Is it the Hardware or the Application ?

     As I am currently job hunting , I am being asked a small collection of baseline questions. The kind of technical questions that separate the real from the would be real. One of my favorites is how to tell whether a bottleneck is in the application or hardware resources.
      The interviewer is looking for what specific strategies you would take to determine the source. How do you prove to a developer that a slowness or locking issue is caused by the application ? How do you show your system administrator that the server memory or drive specifications are not cutting it with the high transaction order entry and billing systems ?
     I assume the process in question is some sort of data call. You need to find the latency. I like to break it down; either something is doing more than it should or something is just taking longer than it should to do it. The client makes the request. The application talks to the database. The database responds to the application. The application notifies the client. Hopefully your set up is comparable or this is merely a simplification of it.

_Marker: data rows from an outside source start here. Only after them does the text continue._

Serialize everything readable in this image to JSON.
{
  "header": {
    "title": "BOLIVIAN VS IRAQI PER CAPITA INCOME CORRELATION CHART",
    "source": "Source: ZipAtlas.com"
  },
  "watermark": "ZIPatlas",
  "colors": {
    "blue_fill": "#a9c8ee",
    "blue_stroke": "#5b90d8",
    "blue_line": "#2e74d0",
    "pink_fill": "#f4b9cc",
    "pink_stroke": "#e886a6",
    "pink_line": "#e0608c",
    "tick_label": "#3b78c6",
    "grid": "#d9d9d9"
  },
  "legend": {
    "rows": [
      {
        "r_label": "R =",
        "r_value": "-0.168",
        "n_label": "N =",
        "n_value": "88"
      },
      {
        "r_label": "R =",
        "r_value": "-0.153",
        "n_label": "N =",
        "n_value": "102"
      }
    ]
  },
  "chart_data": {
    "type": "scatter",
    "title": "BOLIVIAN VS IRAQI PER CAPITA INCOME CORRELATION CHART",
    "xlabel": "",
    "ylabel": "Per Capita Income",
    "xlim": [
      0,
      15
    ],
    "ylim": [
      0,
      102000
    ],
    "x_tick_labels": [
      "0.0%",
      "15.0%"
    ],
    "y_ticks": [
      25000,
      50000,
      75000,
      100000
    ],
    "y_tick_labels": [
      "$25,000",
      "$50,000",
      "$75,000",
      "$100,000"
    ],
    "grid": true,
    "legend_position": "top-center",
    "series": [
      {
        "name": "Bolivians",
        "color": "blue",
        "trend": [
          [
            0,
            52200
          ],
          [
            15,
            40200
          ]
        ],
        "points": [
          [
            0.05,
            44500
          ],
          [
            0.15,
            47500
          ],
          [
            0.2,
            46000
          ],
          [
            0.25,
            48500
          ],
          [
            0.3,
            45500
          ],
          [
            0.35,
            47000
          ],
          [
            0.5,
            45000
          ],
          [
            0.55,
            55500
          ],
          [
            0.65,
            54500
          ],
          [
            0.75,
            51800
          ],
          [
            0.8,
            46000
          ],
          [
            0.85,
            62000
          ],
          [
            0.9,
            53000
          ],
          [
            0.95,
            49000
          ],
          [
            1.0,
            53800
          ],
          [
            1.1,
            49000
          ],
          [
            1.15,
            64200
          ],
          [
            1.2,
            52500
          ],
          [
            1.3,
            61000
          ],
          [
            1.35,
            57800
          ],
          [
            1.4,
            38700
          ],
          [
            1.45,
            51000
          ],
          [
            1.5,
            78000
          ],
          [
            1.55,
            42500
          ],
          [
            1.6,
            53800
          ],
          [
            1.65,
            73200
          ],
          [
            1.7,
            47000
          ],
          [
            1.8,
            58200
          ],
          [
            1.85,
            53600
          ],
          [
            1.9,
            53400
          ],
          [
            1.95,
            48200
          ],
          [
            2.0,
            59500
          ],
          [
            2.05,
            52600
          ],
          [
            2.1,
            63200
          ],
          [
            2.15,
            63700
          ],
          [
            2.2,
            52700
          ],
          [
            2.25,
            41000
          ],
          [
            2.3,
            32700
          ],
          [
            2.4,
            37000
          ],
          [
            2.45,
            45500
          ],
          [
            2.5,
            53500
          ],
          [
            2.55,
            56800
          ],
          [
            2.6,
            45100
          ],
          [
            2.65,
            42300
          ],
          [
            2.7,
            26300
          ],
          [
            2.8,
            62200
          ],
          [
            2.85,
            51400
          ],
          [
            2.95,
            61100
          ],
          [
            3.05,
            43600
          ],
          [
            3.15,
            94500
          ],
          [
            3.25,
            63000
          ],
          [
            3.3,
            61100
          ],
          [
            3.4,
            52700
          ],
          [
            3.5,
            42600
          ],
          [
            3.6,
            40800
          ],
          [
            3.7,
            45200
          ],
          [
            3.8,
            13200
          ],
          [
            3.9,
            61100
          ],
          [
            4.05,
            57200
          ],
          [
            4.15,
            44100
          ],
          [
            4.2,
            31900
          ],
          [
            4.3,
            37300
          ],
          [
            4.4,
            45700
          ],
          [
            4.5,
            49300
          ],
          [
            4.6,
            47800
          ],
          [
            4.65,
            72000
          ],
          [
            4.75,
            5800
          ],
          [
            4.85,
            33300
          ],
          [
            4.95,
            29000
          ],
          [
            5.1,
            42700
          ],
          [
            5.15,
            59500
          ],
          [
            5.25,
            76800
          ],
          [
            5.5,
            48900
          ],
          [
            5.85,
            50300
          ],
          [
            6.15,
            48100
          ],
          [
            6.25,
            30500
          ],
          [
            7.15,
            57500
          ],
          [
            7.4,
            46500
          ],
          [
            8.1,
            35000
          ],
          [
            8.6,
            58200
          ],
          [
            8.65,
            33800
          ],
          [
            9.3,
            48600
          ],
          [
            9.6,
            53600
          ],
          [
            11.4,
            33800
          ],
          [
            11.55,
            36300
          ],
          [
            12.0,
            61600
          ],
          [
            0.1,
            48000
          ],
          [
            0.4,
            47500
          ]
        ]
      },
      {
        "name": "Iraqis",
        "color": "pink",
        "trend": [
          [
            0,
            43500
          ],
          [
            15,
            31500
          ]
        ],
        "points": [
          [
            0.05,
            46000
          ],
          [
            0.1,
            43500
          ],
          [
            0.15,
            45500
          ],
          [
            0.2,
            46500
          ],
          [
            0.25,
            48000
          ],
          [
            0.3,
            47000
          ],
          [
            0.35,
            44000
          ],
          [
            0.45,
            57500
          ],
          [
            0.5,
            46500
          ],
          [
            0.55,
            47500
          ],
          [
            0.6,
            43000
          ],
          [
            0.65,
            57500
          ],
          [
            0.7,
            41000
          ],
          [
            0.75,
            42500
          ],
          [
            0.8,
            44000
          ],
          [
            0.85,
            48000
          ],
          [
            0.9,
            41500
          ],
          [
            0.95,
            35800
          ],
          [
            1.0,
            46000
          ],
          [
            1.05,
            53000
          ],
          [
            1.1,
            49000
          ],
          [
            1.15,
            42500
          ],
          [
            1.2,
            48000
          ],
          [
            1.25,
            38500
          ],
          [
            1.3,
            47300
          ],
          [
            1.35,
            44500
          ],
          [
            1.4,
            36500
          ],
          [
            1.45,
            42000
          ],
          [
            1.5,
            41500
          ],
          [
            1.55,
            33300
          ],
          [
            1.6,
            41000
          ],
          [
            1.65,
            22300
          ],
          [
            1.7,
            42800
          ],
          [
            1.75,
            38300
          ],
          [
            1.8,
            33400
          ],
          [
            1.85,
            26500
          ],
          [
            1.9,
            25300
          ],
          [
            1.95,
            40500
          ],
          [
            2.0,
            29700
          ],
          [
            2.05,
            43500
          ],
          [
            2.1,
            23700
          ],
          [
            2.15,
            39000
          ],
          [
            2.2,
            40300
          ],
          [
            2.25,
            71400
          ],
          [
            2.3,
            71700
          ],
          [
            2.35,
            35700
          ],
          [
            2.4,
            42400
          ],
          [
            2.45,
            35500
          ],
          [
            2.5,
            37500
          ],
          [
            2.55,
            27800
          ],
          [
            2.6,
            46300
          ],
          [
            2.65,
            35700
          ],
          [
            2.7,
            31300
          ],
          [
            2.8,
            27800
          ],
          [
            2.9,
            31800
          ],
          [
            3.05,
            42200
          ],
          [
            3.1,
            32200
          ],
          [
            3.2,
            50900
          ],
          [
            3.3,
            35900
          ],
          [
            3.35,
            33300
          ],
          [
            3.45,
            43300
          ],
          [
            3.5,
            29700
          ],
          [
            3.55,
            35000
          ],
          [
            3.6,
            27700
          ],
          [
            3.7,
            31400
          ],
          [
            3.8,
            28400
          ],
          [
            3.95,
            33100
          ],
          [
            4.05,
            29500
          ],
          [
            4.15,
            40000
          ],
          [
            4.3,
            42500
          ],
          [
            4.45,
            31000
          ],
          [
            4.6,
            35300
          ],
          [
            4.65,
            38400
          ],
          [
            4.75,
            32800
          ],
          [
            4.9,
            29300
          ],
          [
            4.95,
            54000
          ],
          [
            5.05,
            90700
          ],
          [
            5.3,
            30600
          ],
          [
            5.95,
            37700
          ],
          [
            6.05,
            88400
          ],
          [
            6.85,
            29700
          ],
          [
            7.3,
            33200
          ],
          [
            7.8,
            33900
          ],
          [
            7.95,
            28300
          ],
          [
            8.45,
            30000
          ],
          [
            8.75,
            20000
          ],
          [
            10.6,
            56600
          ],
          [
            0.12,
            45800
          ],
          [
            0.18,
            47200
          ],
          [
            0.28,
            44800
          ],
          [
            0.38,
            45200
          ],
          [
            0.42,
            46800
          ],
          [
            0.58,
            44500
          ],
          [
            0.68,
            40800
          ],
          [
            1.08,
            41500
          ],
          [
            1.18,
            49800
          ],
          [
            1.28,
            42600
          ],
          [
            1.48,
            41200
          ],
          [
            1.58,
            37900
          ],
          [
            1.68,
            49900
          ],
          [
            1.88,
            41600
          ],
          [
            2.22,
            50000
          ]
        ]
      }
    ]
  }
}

      My network guys are infamous for saying "It's never the network.". I usually take that at face value. Looking to disprove it only after all other possibilities have been exhausted.
      The hardware guys have one of two opinions. The more common is denial. They'll tell you the hardware is more than sufficient to handle everything that is asked of it. The second opinion is an admission of guilt. Of course the hardware is insufficient; Its old and wasn't spec'd out right.
      The database guy , that's my normal role, is the most suspicious. If he can acquit his hardware of guilt , he still has a few other possible problems. Server settings such as memory allocation, File sizes and growth settings, database maintenance and poor indexing are all things that can cause performance issues. He needs to make sure the data call is only asking for what is truly needed at the time. He may have a lot of ground to cover to find the true source of the issue.
      The developer will also normally deny any responsibility. The internal developer is trying to protect the perceived quality of his work , and therefore his job. The vendor's developers are protecting the company product. You will be the only customer with this issue and they will not be able to recreate it.
      Getting back to the fact that this is an interview question, you can assume that the issue is happening under close to ideal conditions. You may want to clarify that with the interviewer, but the question makes more sense when the obvious has been confirmed.
      The first step is to find where the wait(s) are in the process. Running the process and a profiler will separate the application waits from the database waits.
      If the wait is determined to be in the database, then the activity monitor will show the kinds of waits that are impacting the process. The wait will narrow down is the issue is blocking , file contention , poorly written sql or a number of other causes.
      If the wait appears to be in the application you need to decide if it is hardware or code. The simplest way to look at it if the hardware resources are above recommended percentages then the issue can be addressed there . If there is no such elevated use of CPU or memory than the code is likely an issue.
      This may be too general to quote as an answer in an interview. Hopefully you can expand on it some and make the point. I hope to revisit some of these ideas in the future.